Microsoft Copilot can automate many functions in Office 365. It can help you draft compelling emails, transcribe Teams meetings, and design more effective presentations. This can also extend to service workflows, enhancing email management, classifying and generating case summaries, and supporting more effective routing of issues. 

But for most employee or customer-facing use cases, the Copilot capabilities bundled with Microsoft 365 are simply too limited. It requires the full capabilities of Copilot Studio in order to create multi turn chat capabilities that are deeply integrated with the systems and knowledge that your experiences need.  

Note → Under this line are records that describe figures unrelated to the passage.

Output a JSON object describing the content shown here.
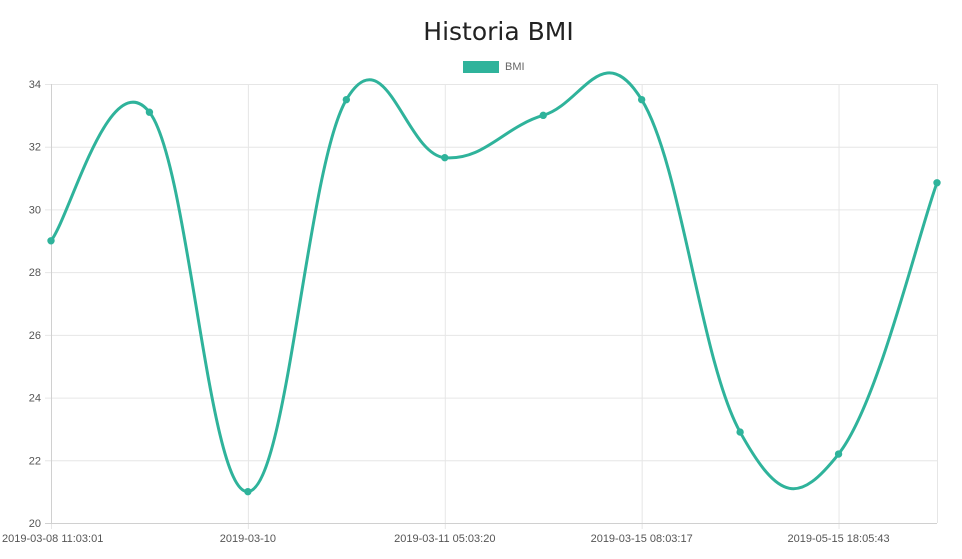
{
  "chart_data": {
    "type": "line",
    "title": "Historia BMI",
    "legend": {
      "position": "top",
      "entries": [
        "BMI"
      ]
    },
    "series": [
      {
        "name": "BMI",
        "color": "#2fb39b",
        "values": [
          29.0,
          33.1,
          21.0,
          33.5,
          31.65,
          33.0,
          33.5,
          22.9,
          22.2,
          30.85
        ]
      }
    ],
    "x": [
      "2019-03-08 11:03:01",
      "",
      "2019-03-10",
      "",
      "2019-03-11 05:03:20",
      "",
      "2019-03-15 08:03:17",
      "",
      "2019-05-15 18:05:43",
      ""
    ],
    "xtick_labels": [
      "2019-03-08 11:03:01",
      "2019-03-10",
      "2019-03-11 05:03:20",
      "2019-03-15 08:03:17",
      "2019-05-15 18:05:43"
    ],
    "ylim": [
      20,
      34
    ],
    "yticks": [
      20,
      22,
      24,
      26,
      28,
      30,
      32,
      34
    ],
    "xlabel": "",
    "ylabel": "",
    "grid": true,
    "smooth": true
  }
}
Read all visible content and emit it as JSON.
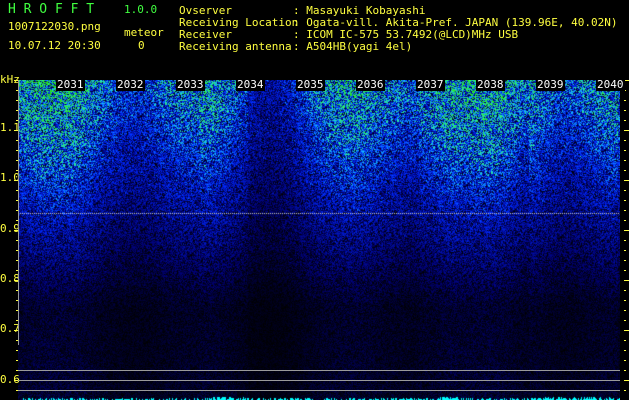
{
  "header": {
    "app_name": "H R O F F T",
    "version": "1.0.0",
    "filename": "1007122030.png",
    "datetime": "10.07.12 20:30",
    "meteor_label": "meteor",
    "meteor_count": "0"
  },
  "info": [
    {
      "label": "Ovserver",
      "value": ": Masayuki Kobayashi"
    },
    {
      "label": "Receiving Location",
      "value": ": Ogata-vill. Akita-Pref. JAPAN (139.96E, 40.02N)"
    },
    {
      "label": "Receiver",
      "value": ": ICOM IC-575 53.7492(@LCD)MHz USB"
    },
    {
      "label": "Receiving antenna",
      "value": ": A504HB(yagi 4el)"
    }
  ],
  "spectrogram": {
    "y_unit": "kHz",
    "y_ticks": [
      "1.1",
      "1.0",
      "0.9",
      "0.8",
      "0.7",
      "0.6"
    ],
    "time_labels": [
      "2031",
      "2032",
      "2033",
      "2034",
      "2035",
      "2036",
      "2037",
      "2038",
      "2039",
      "2040"
    ],
    "colors": {
      "text": "#ffff40",
      "title": "#40ff40",
      "signal_low": "#0000c0",
      "signal_high": "#40ff80",
      "bar": "#00ffff"
    }
  }
}
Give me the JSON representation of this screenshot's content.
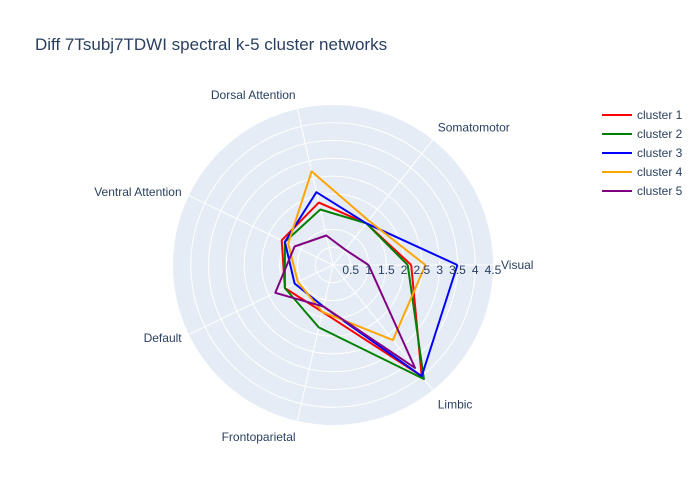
{
  "chart_data": {
    "type": "radar",
    "title": "Diff 7Tsubj7TDWI spectral k-5 cluster networks",
    "axes": [
      "Visual",
      "Somatomotor",
      "Dorsal Attention",
      "Ventral Attention",
      "Default",
      "Frontoparietal",
      "Limbic"
    ],
    "radial_range": [
      0,
      4.5
    ],
    "radial_ticks": [
      0.5,
      1,
      1.5,
      2,
      2.5,
      3,
      3.5,
      4,
      4.5
    ],
    "grid": true,
    "legend_position": "top-right",
    "series": [
      {
        "name": "cluster 1",
        "color": "#ff0000",
        "values": [
          2.2,
          1.5,
          1.8,
          1.6,
          1.5,
          1.35,
          4.0
        ]
      },
      {
        "name": "cluster 2",
        "color": "#008000",
        "values": [
          2.1,
          1.5,
          1.6,
          1.5,
          1.5,
          1.8,
          4.1
        ]
      },
      {
        "name": "cluster 3",
        "color": "#0000ff",
        "values": [
          3.5,
          1.5,
          2.1,
          1.5,
          1.2,
          1.2,
          4.0
        ]
      },
      {
        "name": "cluster 4",
        "color": "#ffa500",
        "values": [
          2.6,
          1.6,
          2.7,
          1.4,
          1.1,
          1.35,
          2.7
        ]
      },
      {
        "name": "cluster 5",
        "color": "#800080",
        "values": [
          1.0,
          0.55,
          0.85,
          1.2,
          1.8,
          1.2,
          3.7
        ]
      }
    ]
  }
}
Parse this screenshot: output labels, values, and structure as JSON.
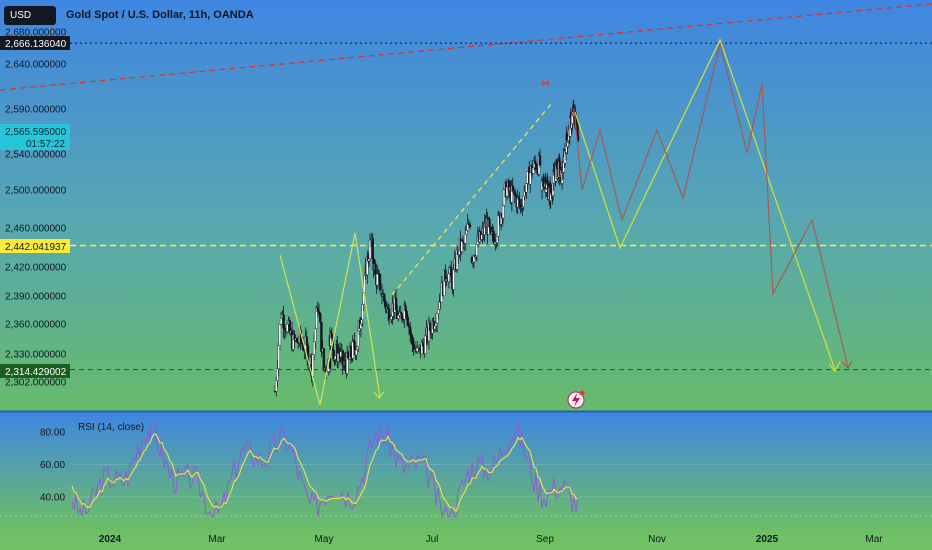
{
  "header": {
    "currency": "USD",
    "title": "Gold Spot / U.S. Dollar, 11h, OANDA"
  },
  "price_labels": {
    "top_line": "2,666.136040",
    "current": "2,565.595000",
    "countdown": "01:57:22",
    "mid_line": "2,442.041937",
    "bottom_line": "2,314.429002"
  },
  "rsi": {
    "title": "RSI (14, close)"
  },
  "colors": {
    "accent_current": "#26c6da",
    "mid_label": "#ffeb3b",
    "top_label": "#131722",
    "bottom_label": "#1b5e20"
  },
  "chart_data": [
    {
      "type": "candlestick",
      "title": "Gold Spot / U.S. Dollar, 11h, OANDA",
      "y_ticks": [
        2680,
        2640,
        2590,
        2540,
        2500,
        2460,
        2420,
        2390,
        2360,
        2330,
        2302
      ],
      "y_tick_labels": [
        "2,680.000000",
        "2,640.000000",
        "2,590.000000",
        "2,540.000000",
        "2,500.000000",
        "2,460.000000",
        "2,420.000000",
        "2,390.000000",
        "2,360.000000",
        "2,330.000000",
        "2,302.000000"
      ],
      "horizontal_lines": [
        2666.13604,
        2442.041937,
        2314.429002
      ],
      "path_green_upper": [
        [
          2437,
          2307
        ],
        [
          2456,
          2378
        ],
        [
          2493,
          2382
        ],
        [
          2520,
          2444
        ],
        [
          2551,
          2634
        ],
        [
          2568,
          2530
        ],
        [
          2590,
          2360
        ]
      ],
      "path_green_lower": [
        [
          2437,
          2462
        ],
        [
          2456,
          2390
        ]
      ],
      "last_price": 2565.595,
      "x_axis_labels": [
        "2024",
        "Mar",
        "May",
        "Jul",
        "Sep",
        "Nov",
        "2025",
        "Mar"
      ],
      "price_series": [
        [
          2293,
          2372,
          2356,
          2341,
          2344,
          2337,
          2318,
          2381,
          2315,
          2324
        ],
        [
          2349,
          2329,
          2332,
          2317,
          2322,
          2334,
          2341,
          2375,
          2421,
          2446,
          2411,
          2402
        ],
        [
          2393,
          2373,
          2380,
          2363,
          2383,
          2343,
          2330,
          2338,
          2352,
          2367,
          2391,
          2416,
          2405,
          2438,
          2443,
          2469
        ],
        [
          2430,
          2443,
          2450,
          2466,
          2447,
          2456,
          2476,
          2503,
          2496,
          2492,
          2482,
          2505,
          2520,
          2528,
          2528
        ],
        [
          2500,
          2512,
          2506,
          2497,
          2498,
          2515,
          2522,
          2525,
          2513,
          2528,
          2552,
          2560,
          2574,
          2586,
          2577,
          2565
        ]
      ]
    },
    {
      "type": "line",
      "title": "RSI (14, close)",
      "y_ticks": [
        80,
        60,
        40
      ],
      "y_tick_labels": [
        "80.00",
        "60.00",
        "40.00"
      ]
    }
  ]
}
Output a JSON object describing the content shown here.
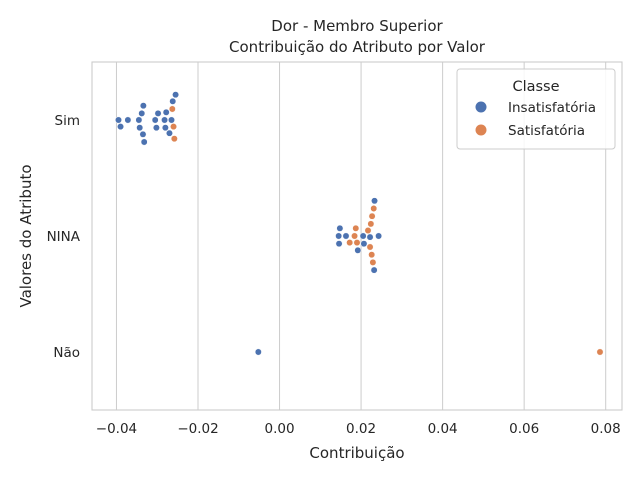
{
  "chart_data": {
    "type": "scatter",
    "subtype": "swarm",
    "title": "Dor - Membro Superior",
    "subtitle": "Contribuição do Atributo por Valor",
    "xlabel": "Contribuição",
    "ylabel": "Valores do Atributo",
    "xlim": [
      -0.046,
      0.084
    ],
    "xticks": [
      -0.04,
      -0.02,
      0.0,
      0.02,
      0.04,
      0.06,
      0.08
    ],
    "xtick_labels": [
      "−0.04",
      "−0.02",
      "0.00",
      "0.02",
      "0.04",
      "0.06",
      "0.08"
    ],
    "categories": [
      "Sim",
      "NINA",
      "Não"
    ],
    "grid": true,
    "legend": {
      "title": "Classe",
      "position": "top-right",
      "entries": [
        {
          "name": "Insatisfatória",
          "color": "#4c72b0"
        },
        {
          "name": "Satisfatória",
          "color": "#dd8452"
        }
      ]
    },
    "series": [
      {
        "name": "Insatisfatória",
        "color": "#4c72b0",
        "points": [
          {
            "x": -0.0395,
            "y": "Sim"
          },
          {
            "x": -0.039,
            "y": "Sim"
          },
          {
            "x": -0.0372,
            "y": "Sim"
          },
          {
            "x": -0.0345,
            "y": "Sim"
          },
          {
            "x": -0.0343,
            "y": "Sim"
          },
          {
            "x": -0.0338,
            "y": "Sim"
          },
          {
            "x": -0.0335,
            "y": "Sim"
          },
          {
            "x": -0.0334,
            "y": "Sim"
          },
          {
            "x": -0.0332,
            "y": "Sim"
          },
          {
            "x": -0.0305,
            "y": "Sim"
          },
          {
            "x": -0.0302,
            "y": "Sim"
          },
          {
            "x": -0.0298,
            "y": "Sim"
          },
          {
            "x": -0.0282,
            "y": "Sim"
          },
          {
            "x": -0.028,
            "y": "Sim"
          },
          {
            "x": -0.0278,
            "y": "Sim"
          },
          {
            "x": -0.027,
            "y": "Sim"
          },
          {
            "x": -0.0265,
            "y": "Sim"
          },
          {
            "x": -0.0262,
            "y": "Sim"
          },
          {
            "x": -0.0255,
            "y": "Sim"
          },
          {
            "x": 0.0145,
            "y": "NINA"
          },
          {
            "x": 0.0146,
            "y": "NINA"
          },
          {
            "x": 0.0148,
            "y": "NINA"
          },
          {
            "x": 0.0163,
            "y": "NINA"
          },
          {
            "x": 0.0192,
            "y": "NINA"
          },
          {
            "x": 0.0205,
            "y": "NINA"
          },
          {
            "x": 0.0207,
            "y": "NINA"
          },
          {
            "x": 0.0222,
            "y": "NINA"
          },
          {
            "x": 0.0232,
            "y": "NINA"
          },
          {
            "x": 0.0233,
            "y": "NINA"
          },
          {
            "x": 0.0243,
            "y": "NINA"
          },
          {
            "x": -0.0052,
            "y": "Não"
          }
        ]
      },
      {
        "name": "Satisfatória",
        "color": "#dd8452",
        "points": [
          {
            "x": -0.0258,
            "y": "Sim"
          },
          {
            "x": -0.026,
            "y": "Sim"
          },
          {
            "x": -0.0263,
            "y": "Sim"
          },
          {
            "x": 0.0172,
            "y": "NINA"
          },
          {
            "x": 0.0184,
            "y": "NINA"
          },
          {
            "x": 0.0187,
            "y": "NINA"
          },
          {
            "x": 0.019,
            "y": "NINA"
          },
          {
            "x": 0.0217,
            "y": "NINA"
          },
          {
            "x": 0.0222,
            "y": "NINA"
          },
          {
            "x": 0.0224,
            "y": "NINA"
          },
          {
            "x": 0.0226,
            "y": "NINA"
          },
          {
            "x": 0.0227,
            "y": "NINA"
          },
          {
            "x": 0.0229,
            "y": "NINA"
          },
          {
            "x": 0.0231,
            "y": "NINA"
          },
          {
            "x": 0.0786,
            "y": "Não"
          }
        ]
      }
    ]
  }
}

This is where industry-specific AI services working independently or alongside generic AI copilots shine. By deeply understanding language and context, they are ideally suited to automate support queries, streamline knowledge management, and personalize service delivery. Tailored responses, generated with AI, drive higher rates of accuracy and automation, meet regulatory requirements, and boost overall satisfaction rates. 

The need for AI copilots to span sales and service. 

Successful service engagements are no longer measured solely on whether a customer issue is resolved. As more and more financial institutions seek to shift service operations from reactive response to proactive outreach, it no longer makes sense to think about experiences as discrete channels of delivery. 

The lines are blurring between sales and service, and it is becoming increasingly difficult to coordinate consistent omnichannel self-service experiences when multiple AI engines are at play – one copilot for sales, one copilot for service. That is why one specialized AI brain is quickly becoming the preferred choice for financial services organizations, rather than a separate AI for different personas.

Preparing for the future: humans and machines working in harmony.

Generative AI offers the potential to jumpstart productivity and help frontline staff to do more faster. As you consider the different use cases in your organization, deciding where to focus your efforts can feel daunting. You might initially consider use cases that focus on the most frequently asked questions and rely less on deep integration. But to fully reap the benefits of automation, you need to invest in a copilot that can work both alongside humans and for humans as a virtual assistant and agent. 

This is a pivotal moment for financial institutions to thoughtfully invest in AI, moving from models that are broad and generic to narrow and specific. By leveraging domain expertise and industry-specific data, credit unions and community banks can realize greater utility, achieve faster time-to-value, and meet regulatory requirements with solutions pre-trained and pre-configured for financial tasks.